Her ay farklı bir kavramı sade üslubuyla dinleyicilerinin zihnine kazıyan Prof. Dr. Bedri Gencer, 11 Şubat Pazartesi günü gerçekleştirdiği söyleşisinde "sünnet" kavramını anlattı.
Prof. Dr. Bedri Gencer’in akademisyenlerden, halka insanların sıkça kullandığı, fakat manalarının tam idrak edilmeden kullanılmasının önüne geçmek, ayetlerle, hadislerle, İslam alimlerinin kitaplarından örneklerle dinleyicilerini bilgilendirdiği söyleşi dizisi "Kavramların Kalbine Yolculuk" programının Ocak ayı konusu "Sünnet" kavramı oldu.
Sözlerine "Din, şeriat, fıkıh ve sünnet kavramları birbirine bağlı kavramlardır.
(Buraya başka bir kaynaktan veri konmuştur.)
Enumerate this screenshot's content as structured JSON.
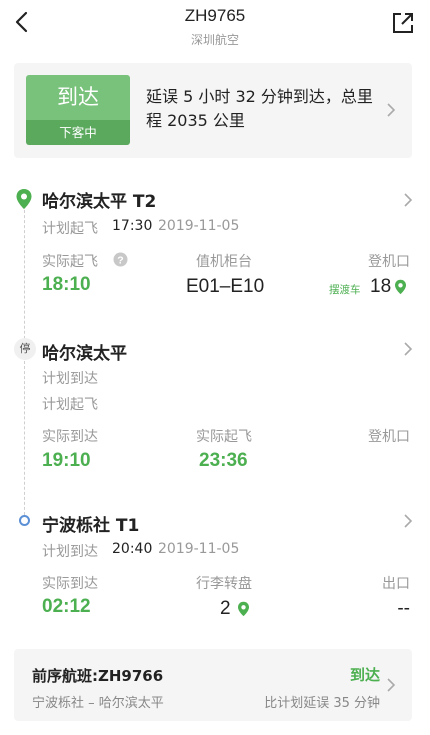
{
  "header": {
    "flight_no": "ZH9765",
    "airline": "深圳航空"
  },
  "status": {
    "state": "到达",
    "sub_state": "下客中",
    "description": "延误 5 小时 32 分钟到达，总里程 2035 公里"
  },
  "departure": {
    "airport": "哈尔滨太平 T2",
    "planned_label": "计划起飞",
    "planned_time": "17:30",
    "planned_date": "2019-11-05",
    "actual_label": "实际起飞",
    "actual_time": "18:10",
    "counter_label": "值机柜台",
    "counter_value": "E01–E10",
    "gate_label": "登机口",
    "gate_tag": "摆渡车",
    "gate_value": "18"
  },
  "stopover": {
    "badge": "停",
    "airport": "哈尔滨太平",
    "planned_arr_label": "计划到达",
    "planned_dep_label": "计划起飞",
    "actual_arr_label": "实际到达",
    "actual_arr_time": "19:10",
    "actual_dep_label": "实际起飞",
    "actual_dep_time": "23:36",
    "gate_label": "登机口"
  },
  "arrival": {
    "airport": "宁波栎社 T1",
    "planned_label": "计划到达",
    "planned_time": "20:40",
    "planned_date": "2019-11-05",
    "actual_label": "实际到达",
    "actual_time": "02:12",
    "baggage_label": "行李转盘",
    "baggage_value": "2",
    "exit_label": "出口",
    "exit_value": "--"
  },
  "previous_flight": {
    "title": "前序航班:ZH9766",
    "route": "宁波栎社 – 哈尔滨太平",
    "status": "到达",
    "delay": "比计划延误 35 分钟"
  },
  "colors": {
    "green": "#4caf50",
    "status_green": "#79c27b",
    "status_green_dark": "#5aa95d",
    "arrival_dot": "#5b8fd6"
  }
}
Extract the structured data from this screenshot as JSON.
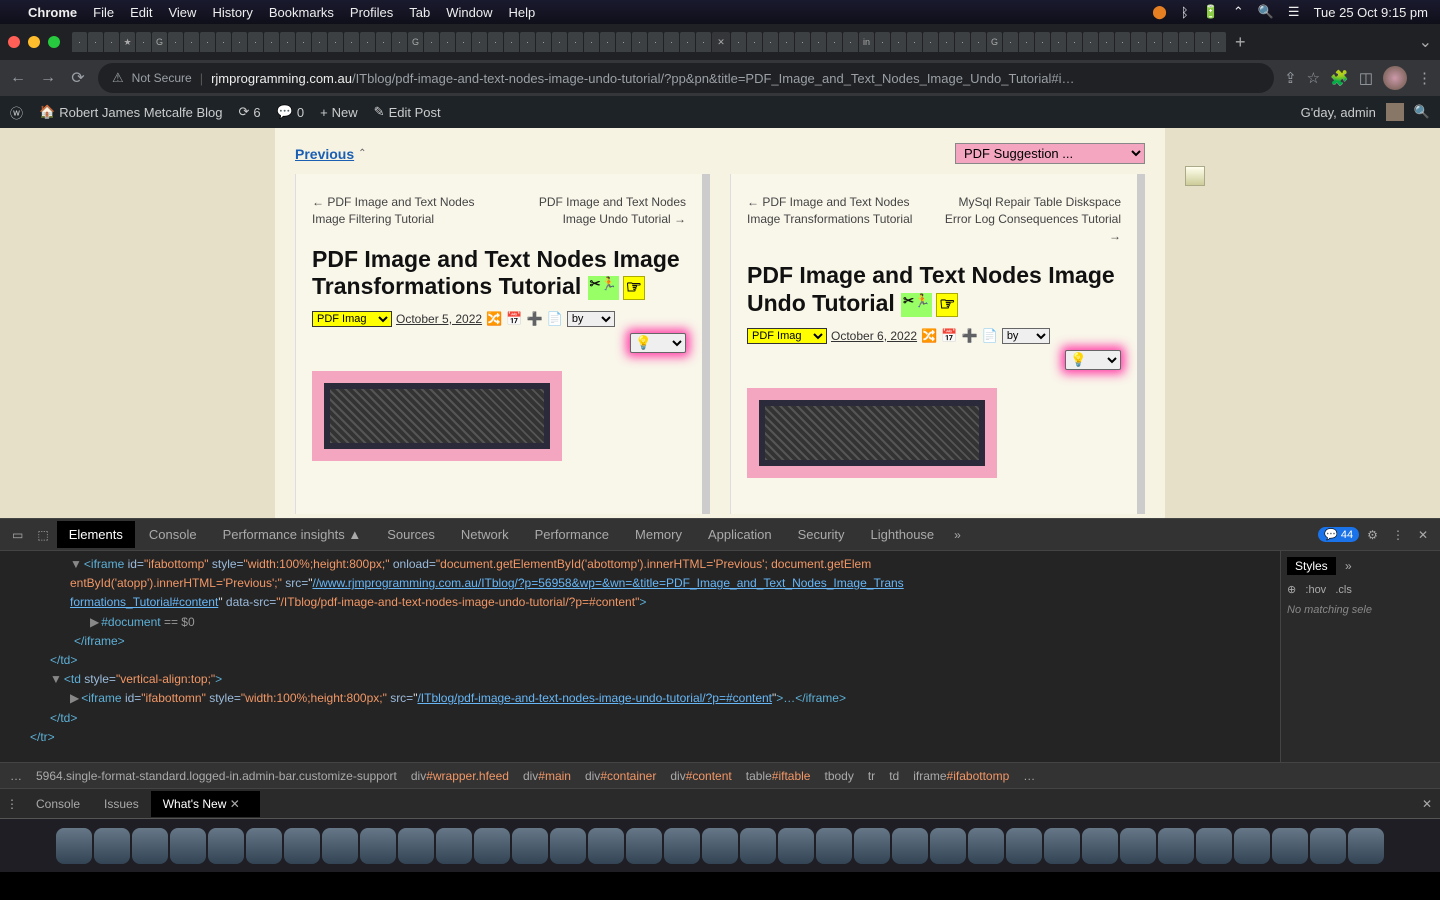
{
  "menubar": {
    "app": "Chrome",
    "items": [
      "File",
      "Edit",
      "View",
      "History",
      "Bookmarks",
      "Profiles",
      "Tab",
      "Window",
      "Help"
    ],
    "clock": "Tue 25 Oct  9:15 pm"
  },
  "browser": {
    "not_secure": "Not Secure",
    "url_host": "rjmprogramming.com.au",
    "url_path": "/ITblog/pdf-image-and-text-nodes-image-undo-tutorial/?pp&pn&title=PDF_Image_and_Text_Nodes_Image_Undo_Tutorial#i…"
  },
  "wpbar": {
    "site": "Robert James Metcalfe Blog",
    "updates": "6",
    "comments": "0",
    "new": "New",
    "edit": "Edit Post",
    "greeting": "G'day, admin"
  },
  "page": {
    "previous": "Previous",
    "pdf_suggestion": "PDF Suggestion ...",
    "col1": {
      "nav_prev": "← PDF Image and Text Nodes Image Filtering Tutorial",
      "nav_next": "PDF Image and Text Nodes Image Undo Tutorial →",
      "title": "PDF Image and Text Nodes Image Transformations Tutorial",
      "sel": "PDF Imag",
      "date": "October 5, 2022",
      "by": "by"
    },
    "col2": {
      "nav_prev": "← PDF Image and Text Nodes Image Transformations Tutorial",
      "nav_next": "MySql Repair Table Diskspace Error Log Consequences Tutorial →",
      "title": "PDF Image and Text Nodes Image Undo Tutorial",
      "sel": "PDF Imag",
      "date": "October 6, 2022",
      "by": "by"
    }
  },
  "devtools": {
    "tabs": [
      "Elements",
      "Console",
      "Performance insights",
      "Sources",
      "Network",
      "Performance",
      "Memory",
      "Application",
      "Security",
      "Lighthouse"
    ],
    "issues": "44",
    "dom": {
      "l1_open": "<iframe",
      "l1_id_attr": "id=",
      "l1_id_val": "\"ifabottomp\"",
      "l1_style_attr": "style=",
      "l1_style_val": "\"width:100%;height:800px;\"",
      "l1_onload_attr": "onload=",
      "l1_onload_val": "\"document.getElementById('abottomp').innerHTML='Previous'; document.getElem",
      "l1b": "entById('atopp').innerHTML='Previous';\"",
      "l1_src_attr": "src=",
      "l1_src_val": "//www.rjmprogramming.com.au/ITblog/?p=56958&wp=&wn=&title=PDF_Image_and_Text_Nodes_Image_Trans",
      "l1c": "formations_Tutorial#content",
      "l1_ds_attr": "data-src=",
      "l1_ds_val": "\"/ITblog/pdf-image-and-text-nodes-image-undo-tutorial/?p=#content\"",
      "l1_close": ">",
      "doc": "#document",
      "doc_eq": "== $0",
      "iframe_close": "</iframe>",
      "td_close": "</td>",
      "td_open": "<td",
      "td_style": "\"vertical-align:top;\"",
      "l2_id_val": "\"ifabottomn\"",
      "l2_src_val": "/ITblog/pdf-image-and-text-nodes-image-undo-tutorial/?p=#content",
      "l2_end": ">…</iframe>",
      "tr_close": "</tr>"
    },
    "breadcrumb": {
      "b0": "…",
      "b1a": "5964.single-format-standard.logged-in.admin-bar.customize-support",
      "b2": "div",
      "b2id": "#wrapper.hfeed",
      "b3": "div",
      "b3id": "#main",
      "b4": "div",
      "b4id": "#container",
      "b5": "div",
      "b5id": "#content",
      "b6": "table",
      "b6id": "#iftable",
      "b7": "tbody",
      "b8": "tr",
      "b9": "td",
      "b10": "iframe",
      "b10id": "#ifabottomp",
      "b11": "…"
    },
    "styles": {
      "tab": "Styles",
      "hov": ":hov",
      "cls": ".cls",
      "nomatch": "No matching sele"
    },
    "drawer": {
      "console": "Console",
      "issues": "Issues",
      "whatsnew": "What's New"
    }
  }
}
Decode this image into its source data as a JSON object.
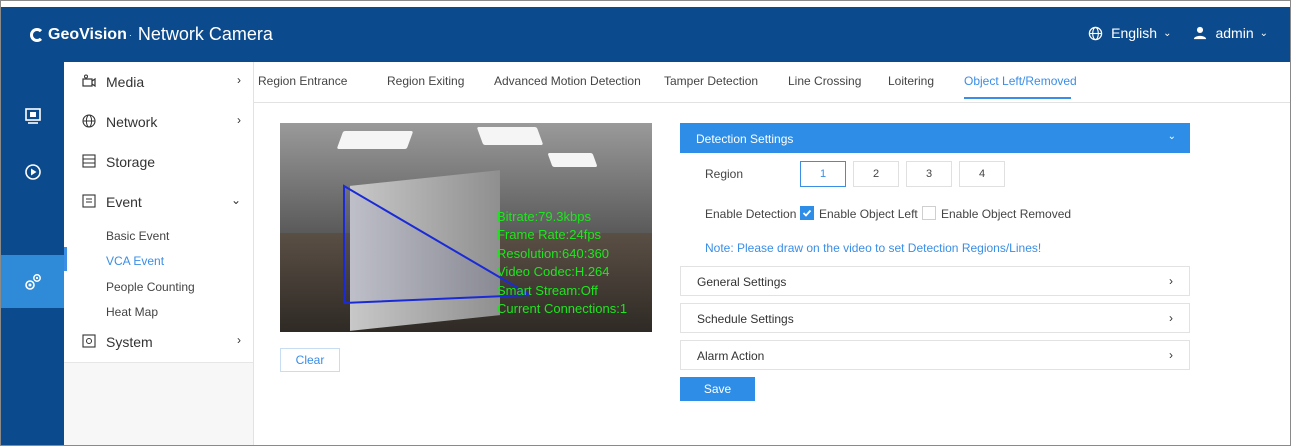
{
  "header": {
    "brand": "GeoVision",
    "brand_suffix": "Network Camera",
    "language": "English",
    "user": "admin"
  },
  "sidebar": {
    "items": [
      {
        "label": "Media",
        "icon": "media-icon",
        "arrow": "›"
      },
      {
        "label": "Network",
        "icon": "globe-icon",
        "arrow": "›"
      },
      {
        "label": "Storage",
        "icon": "storage-icon",
        "arrow": ""
      },
      {
        "label": "Event",
        "icon": "event-icon",
        "arrow": "⌄"
      },
      {
        "label": "System",
        "icon": "system-icon",
        "arrow": "›"
      }
    ],
    "sub_items": [
      "Basic Event",
      "VCA Event",
      "People Counting",
      "Heat Map"
    ]
  },
  "tabs": [
    "Region Entrance",
    "Region Exiting",
    "Advanced Motion Detection",
    "Tamper Detection",
    "Line Crossing",
    "Loitering",
    "Object Left/Removed"
  ],
  "video": {
    "osd": [
      "Bitrate:79.3kbps",
      "Frame Rate:24fps",
      "Resolution:640:360",
      "Video Codec:H.264",
      "Smart Stream:Off",
      "Current Connections:1"
    ],
    "clear_label": "Clear"
  },
  "detection": {
    "title": "Detection Settings",
    "region_label": "Region",
    "regions": [
      "1",
      "2",
      "3",
      "4"
    ],
    "enable_label": "Enable Detection",
    "enable_left_label": "Enable Object Left",
    "enable_removed_label": "Enable Object Removed",
    "note": "Note: Please draw on the video to set Detection Regions/Lines!"
  },
  "sections": [
    "General Settings",
    "Schedule Settings",
    "Alarm Action"
  ],
  "save_label": "Save",
  "colors": {
    "header": "#0b4a8c",
    "accent": "#2e8de6",
    "osd_text": "#1ee61e",
    "region_line": "#1a2bd6"
  }
}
Ayrı ayrı köklerdir ve biraraya gelince bir ağacı meydana getirirler." diyerek daha önceki programlarında anlattığı din, şeriat, fıkıh kavramlarını kısaca hatırlatan Bedri Gencer, daha sonra sünnet kavramını anlatarak konuşmasına devam etti.
"Din şeriat, dindarlık ise sünnettir. Şeriat hadis demektir, sünnet ise tarikat. Yani dinin iki boyutu vardır. Biri ibadet, diğeri adet (muamelat) boyutudur. Din insanın yirmidört saat boyunca yaşadıklarına; uykusuna, yemesine, içmesine, oturmasına, kalkmasına kadar her konuda ölçü verir. Birinci boyutta şeriat dediğimiz şey kısaca Allah’ın emridir. İkinci boyutunda sünnet dediğimiz şey ise Allah’ın emrini yerine getirirkenki edebimizi ifade eder." diyerek sünnet kavramını ifade eden Bedri Gencer; "Edep, günümüzün ifadesiyle tarz, seküler ifade ile kültür olarak kullanılır. Hepsi aynı anlama gelir. Edebi insandan öğreniriz. Bunun Peygamber mührü vurulmuş olanına sünnet diyoruz." sözleriyle sünnetin hikmetini ifade etti.
"Din ancak sünnet dediğimiz kalıpla uygulanır. O kalıp olmaz ise insanlar edepsiz kalır." diyen Bedri Gencer; "Sünnetin Kur’an-ı Kerim’deki diğer adı fıtrattır. Yani insanın ilk tabiatı, bozulmamış halidir. Peygamber Efendimizin yaşamını sünnet olarak alıyoruz. Misal "Sofradan doymadan kalkınız." buyuruyor. Bugün tıbbın şişmanlığa çözüm aramak için ürettiği rejimler de aynı şeyi söylüyor. Fakat Peygamber Efendimiz aynı zamanda nefsimize de bir mesaj veriyor. Gözün de doymasına, aç olmamasına işaret ediyor. Bize ayrı bir hikmette bulunuyor." sözleriyle konuşmasını sürdürdü.
Sünnet kavramının halk arasında eksik algılandığını da belirten Bedri Gencer; "Sünnet fazilet değildir, adalettir. Sünnetin sadece fazilet gibi algılanması, uygulandığı takdirde cennete götürecek bir yol gibi görülmesi yanlıştır. Sünnet bize bu dünyada daha iyi yaşamamız için gerekli olan yoldur. Bu bilinçle sünneti uygulamak gerekir. Misal; biz biliyoruz ki ayakta su içmek mekruhtur. Sebebini de bilmeliyiz. Tıbben bugün doktorlar ayakta su içmenin, suyun direk mideye çarpmasıyla meydana getirdiği ülser gibi hastalıklardan bahsediyor. Oturarak içmek ise yavaş yavaş mideye ulaşmasını sağlıyor." diyerek Peygamber Efendimizin hadisleri ile sünnet kavramına örnekler verdi.
Dinleyicilerin sünnet kavramının tam kalbine yolculuk ettiği söyleşi dizisi Mart ayında "ilim" kavramıyla devam edecek.